You’ve got kidney problems. Serious problems. To the point where you need dialysis or a transplant. So you and your doctor go down to the “kidney farm” and pick out a kidney that suits you just right. Sounds crazy, right?
It’s not as far-fetched as it sounds! The idea of artificially reproducing organs has been a key point of interest for the medical community for some time. Doctors and patients are hoping to find a cheap and readily available alternative to a complicated organ donation procedure. There are never enough donors to meet demand. Even if there were enough to satisfy the need for donated kidneys, there would still be a dire need of organs in research facilities hoping to further our understanding of their function.
Lab-grown kidneys of any size sound like a strong step towards solving a lot of problems in the medical world. Is there any reason we shouldn’t be excited?
The Kidneys
Growing a full-sized and fully functional kidney is still only a concept, but researchers have managed to create significant quantities of miniature kidneys that faithfully replicate the function of a natural organ. Their size and the amount of blood that they can filter per hour makes them unsuitable for transplant, but they can be used as an easy answer to the need for organs to study in a research capacity.
How It’s Done
Scientists make these miniature kidneys by taking cells and returning them to one of the earliest forms of cell a human possesses, known as the pluripotent cell. In this stage, which occurs naturally while the body is still in an embryonic state, the cells have the potential to become any kind of cell the body requires. From this stage, they are exposed to a chemical mixture to stimulate growth, then preserved in a second compound that protects the cell structure as it develops into the full shape of a mini-kidney.
What Does This All Mean?
Most of the implications for this accomplishment are in the field of research, as the organs grown are unsuitable for the demands of the human body. That said, the research field has continual need for organs on which to run trials such as drug tests and cancer screening assessments. Because these miniature kidneys function the same way as a natural human kidney, they can be tested the same way. This yields information even more precise than the animal testing still used for many human procedures or products.
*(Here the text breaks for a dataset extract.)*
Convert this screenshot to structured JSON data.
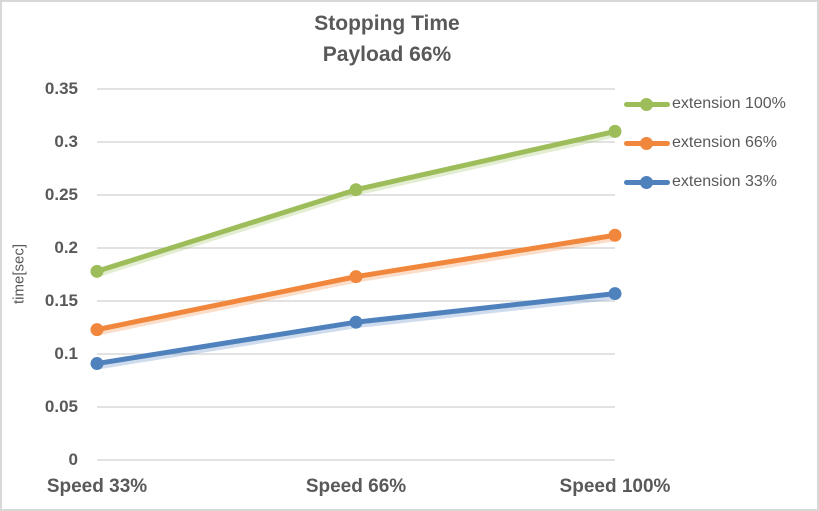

Perhaps the most important advance, though, is the proof of concept that offers the possibility of recreating functional organs in laboratory conditions. Both doctors and patients need organs of all kinds. This achievement will pave the way for further research into the field of synthetic organ replacements.
What’s the Catch?
The cells from which these organs are grown have lived a considerable portion of their life already. An organ grown from them might age and die far faster than expected. This may also affect the way researchers will be able to perform experiments that need to happen during the different ages of an organ.
Conclusion
Scientists have indeed been growing miniature kidneys in labs. That’s enough of a good thing that the world hopes to see them continue to do so with other organs as well.